1
I am trying to create a class (Processor) that runs a series of functions to get results from a State-to-State API. (STATE)
1- READ data from a table.
2-SEND request for the API to process.
3- WAIT Note to be complete.
4- DOWNLOAD results when complete.
I would like to implement concurrence so that it can run to several states at the same time. I was tempted something similar to what Luciano Ramalho implements with the lib Concurrent.Future in Fluent Python .( Chapter 17. Concurrency with Futures) but I can’t compete
ERROR:
res = executor.map(run_single(), sorted(states))
TypeError: run_single() missing 1 required positional argument: 'state'
But when I include state in single run only runs sequentially state by state.

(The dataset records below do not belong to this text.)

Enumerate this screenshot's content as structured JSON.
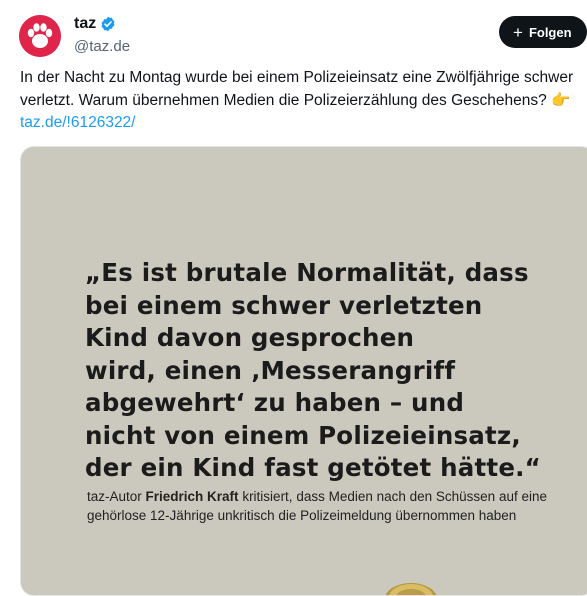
{
  "account": {
    "display_name": "taz",
    "handle": "@taz.de",
    "follow_label": "Folgen"
  },
  "tweet": {
    "text": "In der Nacht zu Montag wurde bei einem Polizeieinsatz eine Zwölfjährige schwer verletzt. Warum übernehmen Medien die Polizeierzählung des Geschehens?",
    "emoji": "👉",
    "link": "taz.de/!6126322/"
  },
  "media": {
    "quote_lines": [
      "„Es ist brutale Normalität, dass",
      "bei einem schwer verletzten",
      "Kind davon gesprochen",
      "wird, einen ‚Messerangriff",
      "abgewehrt‘ zu haben – und",
      "nicht von einem Polizeieinsatz,",
      "der ein Kind fast getötet hätte.“"
    ],
    "caption_prefix": "taz-Autor ",
    "caption_author": "Friedrich Kraft",
    "caption_rest": " kritisiert, dass Medien nach den Schüssen auf eine gehörlose 12-Jährige unkritisch die Polizeimeldung übernommen haben"
  },
  "colors": {
    "brand": "#e0254b",
    "link": "#1d9bf0",
    "media_bg": "#cbc8bd"
  }
}
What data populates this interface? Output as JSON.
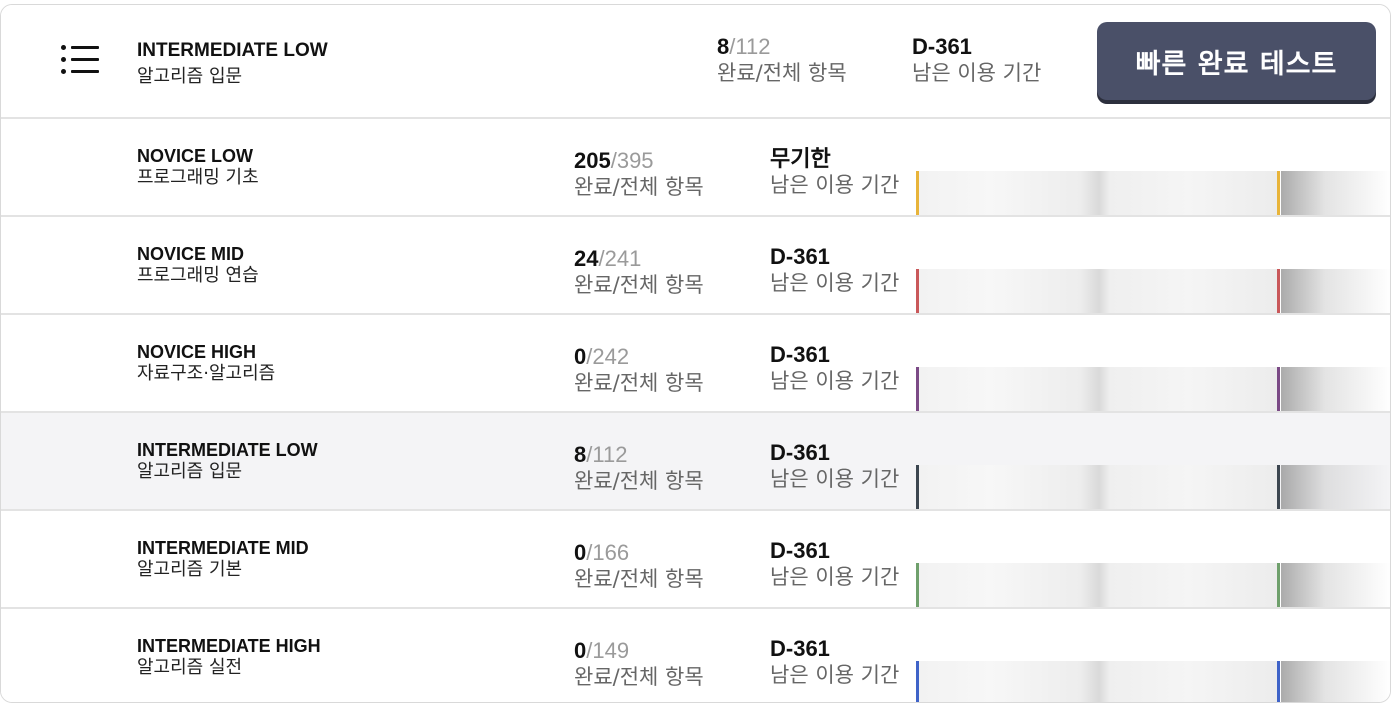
{
  "header": {
    "menu_icon": "hamburger-list-icon",
    "course_code": "INTERMEDIATE LOW",
    "course_name": "알고리즘 입문",
    "completed": "8",
    "total": "/112",
    "progress_label": "완료/전체 항목",
    "period_value": "D-361",
    "period_label": "남은 이용 기간",
    "quick_test_label": "빠른 완료 테스트"
  },
  "courses": [
    {
      "code": "NOVICE LOW",
      "name": "프로그래밍 기초",
      "completed": "205",
      "total": "/395",
      "progress_label": "완료/전체 항목",
      "period_value": "무기한",
      "period_label": "남은 이용 기간",
      "color": "#e8b43a",
      "active": false
    },
    {
      "code": "NOVICE MID",
      "name": "프로그래밍 연습",
      "completed": "24",
      "total": "/241",
      "progress_label": "완료/전체 항목",
      "period_value": "D-361",
      "period_label": "남은 이용 기간",
      "color": "#c9585a",
      "active": false
    },
    {
      "code": "NOVICE HIGH",
      "name": "자료구조·알고리즘",
      "completed": "0",
      "total": "/242",
      "progress_label": "완료/전체 항목",
      "period_value": "D-361",
      "period_label": "남은 이용 기간",
      "color": "#7b4a86",
      "active": false
    },
    {
      "code": "INTERMEDIATE LOW",
      "name": "알고리즘 입문",
      "completed": "8",
      "total": "/112",
      "progress_label": "완료/전체 항목",
      "period_value": "D-361",
      "period_label": "남은 이용 기간",
      "color": "#3c4650",
      "active": true
    },
    {
      "code": "INTERMEDIATE MID",
      "name": "알고리즘 기본",
      "completed": "0",
      "total": "/166",
      "progress_label": "완료/전체 항목",
      "period_value": "D-361",
      "period_label": "남은 이용 기간",
      "color": "#6fa06c",
      "active": false
    },
    {
      "code": "INTERMEDIATE HIGH",
      "name": "알고리즘 실전",
      "completed": "0",
      "total": "/149",
      "progress_label": "완료/전체 항목",
      "period_value": "D-361",
      "period_label": "남은 이용 기간",
      "color": "#3f63c8",
      "active": false
    }
  ]
}
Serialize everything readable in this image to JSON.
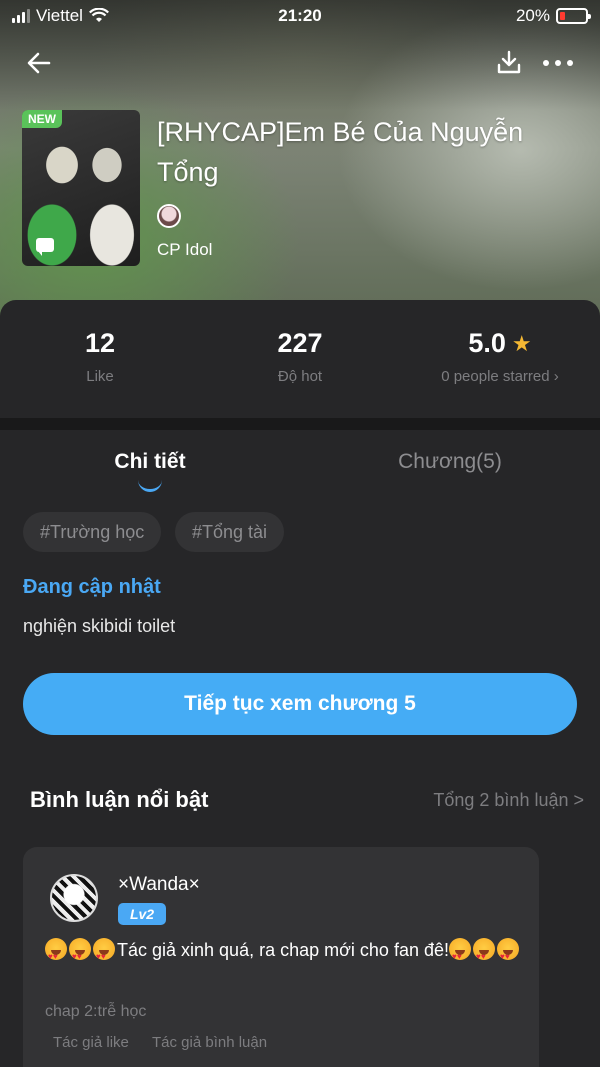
{
  "status_bar": {
    "carrier": "Viettel",
    "time": "21:20",
    "battery": "20%",
    "battery_level": 0.2
  },
  "topbar": {
    "back_icon": "back-arrow-icon",
    "download_icon": "download-icon",
    "more_icon": "more-dots-icon"
  },
  "story": {
    "badge": "NEW",
    "title": "[RHYCAP]Em Bé Của Nguyễn Tổng",
    "category": "CP Idol"
  },
  "stats": {
    "likes": {
      "value": "12",
      "label": "Like"
    },
    "hot": {
      "value": "227",
      "label": "Độ hot"
    },
    "rating": {
      "value": "5.0",
      "label": "0 people starred  ›"
    }
  },
  "tabs": [
    {
      "label": "Chi tiết",
      "active": true
    },
    {
      "label": "Chương(5)",
      "active": false
    }
  ],
  "tags": [
    "#Trường học",
    "#Tổng tài"
  ],
  "status_label": "Đang cập nhật",
  "description": "nghiện skibidi toilet",
  "continue_button": "Tiếp tục xem chương 5",
  "comments_section": {
    "title": "Bình luận nổi bật",
    "total_link": "Tổng 2 bình luận >"
  },
  "comment": {
    "username": "×Wanda×",
    "level": "Lv2",
    "text": "Tác giả xinh quá, ra chap mới cho fan đê!",
    "chapter": "chap 2:trễ học",
    "author_liked": "Tác giả like",
    "author_replied": "Tác giả bình luận"
  },
  "colors": {
    "accent": "#45acf5",
    "background": "#262628",
    "new_badge": "#5ac35a",
    "star": "#f5b833"
  }
}
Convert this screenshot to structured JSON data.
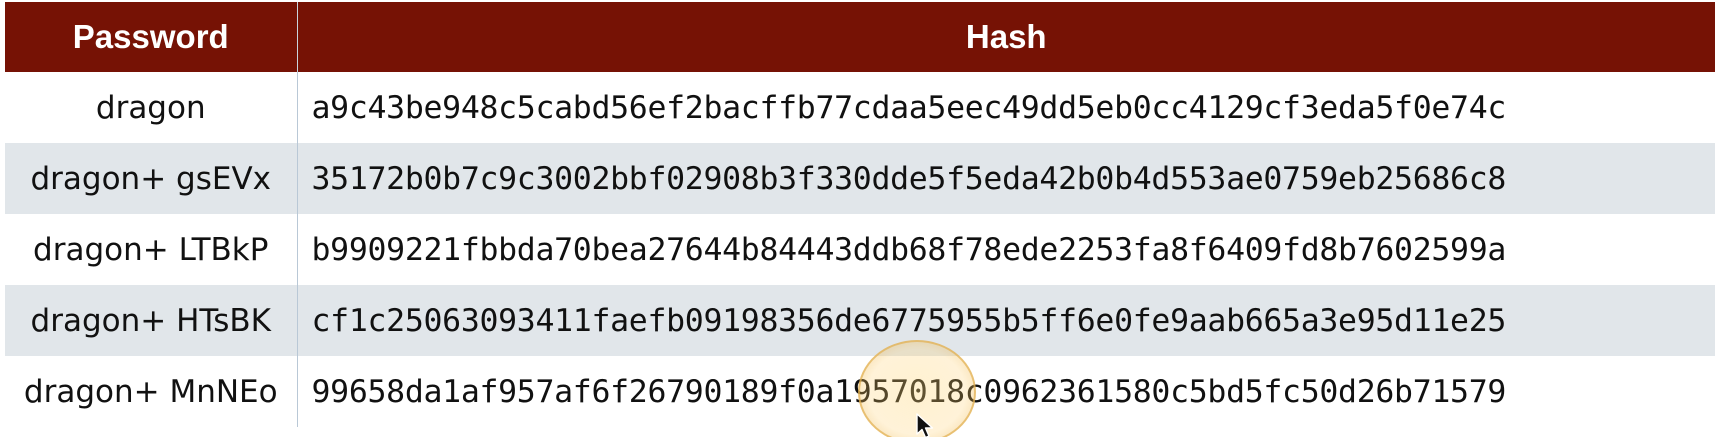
{
  "table": {
    "headers": {
      "password": "Password",
      "hash": "Hash"
    },
    "rows": [
      {
        "password": "dragon",
        "hash": "a9c43be948c5cabd56ef2bacffb77cdaa5eec49dd5eb0cc4129cf3eda5f0e74c"
      },
      {
        "password": "dragon+ gsEVx",
        "hash": "35172b0b7c9c3002bbf02908b3f330dde5f5eda42b0b4d553ae0759eb25686c8"
      },
      {
        "password": "dragon+ LTBkP",
        "hash": "b9909221fbbda70bea27644b84443ddb68f78ede2253fa8f6409fd8b7602599a"
      },
      {
        "password": "dragon+ HTsBK",
        "hash": "cf1c25063093411faefb09198356de6775955b5ff6e0fe9aab665a3e95d11e25"
      },
      {
        "password": "dragon+ MnNEo",
        "hash": "99658da1af957af6f26790189f0a1957018c0962361580c5bd5fc50d26b71579"
      }
    ]
  },
  "colors": {
    "header_background": "#761205",
    "header_text": "#ffffff",
    "row_alt_background": "#e1e6ea"
  },
  "icons": {
    "cursor": "mouse-pointer-icon",
    "highlight": "click-highlight-icon"
  }
}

I’m using python 3.5.~ Part of my code below - Grateful for any and all guidance.
import datetime
import os
import time
import xml.etree.ElementTree as ET
import psycopg2
import psycopg2.extras
import requests
from concurrent import futures
class Processor(object):
database = 'db'
user = 'user'
password = 'password'
def __init__(self, state):
self.base_url = 'api.com'
self.state = state
self.status = None
self.fetch_size = 1000000
self.job_id = ''
self.send_requests(self.state)
def send_requests(self, state):
payload = dict(params)
# connection to postgres db table , fetch data.
conn = psycopg2.connect(
"dbname='%s' user='%s' host='host' password='%s'" % (database, user, password))
cursor = conn.cursor('%s' % state, cursor_factory=psycopg2.extras.DictCursor)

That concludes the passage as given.